Im Januar entwischte er ihnen, diesmal erwischten sie ihn: General Aguiyi Ironsi, den Oberbefehlshaber der 8000 Soldaten des westafrikanischen Großstaates. Nigeria. Damals schon stand der schnurrbärtige Haudegen auf der Todesliste der Offiziersrebellen. Seiner Autorität waren die meuternden Majore jedoch nicht gewachsen. Beinahe ohne sein Zutun fiel ihm die Macht zu, nachdem die Führer Nigerias im Geschoßhagel der Putschisten umgekommen waren.

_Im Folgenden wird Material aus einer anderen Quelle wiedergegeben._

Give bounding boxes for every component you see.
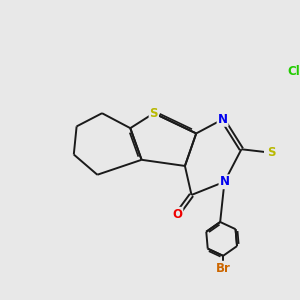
Text: O: O — [172, 208, 182, 221]
Text: S: S — [267, 146, 276, 159]
Text: N: N — [220, 175, 230, 188]
Text: Cl: Cl — [288, 65, 300, 78]
Text: N: N — [218, 113, 228, 126]
Text: Br: Br — [216, 262, 231, 275]
Text: S: S — [150, 107, 158, 120]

Wider Willen wurde Ironsi zum Vollstrecker der Revolution, ein Nagib ohne Nasser. Eine Konterrevolution junger Offiziere fegte ihn jetzt hinweg. Fast alle zählten zum rückständigen Stamm der Haussani aus dem muslimischen Norden. Jene Rebellen im Januar gehörten hingegen zum zivilisierten Stamm der Ibos aus dem christlich-heidnischen Süden. Zufällig war auch Ironsi ein Ibo, so daß sein Regime von den Nordnigerianern, die trotz Übergewichts an Menschen und an Raum ihre Minderwertigkeitskomplexe (oder auch ihre hochmütige Herablassung) gegenüber dem Süden nie abgelegt haben, bald als Vorherrschaft eines Stammes mißdeutet wurde. Sein Nachfolger, der 30jährige Oberstleutnant und Sandhurst-Zögling Yakubu Gowon, ist ein Mann des Nordens, aber auch das ist eher ein Zufall, denn er ist kein Muslim, sondern Christ.

Für den Europäer sind diese Einzelheiten reichlich verwirrend, aber es darf auch ihnen nicht gleichgültig sein, was in dem größten und reichsten Land Afrikas vor sich geht. Nigeria, eine der genialsten Schöpfungen der britischen Kolonialherrschaft, galt lange Jahre als demokratisches Musterländle, als eine Art afrikanische Schweiz. Seine Staatsmänner jedoch waren von der Aufgabe überfordert, drei Völker, die nach Glauben, Bildung und Lebensweise so wenig miteinander gemein haben wie Lappländer und Kreter, nach demokratischen Rezepten zu einer Nation zu verschmelzen.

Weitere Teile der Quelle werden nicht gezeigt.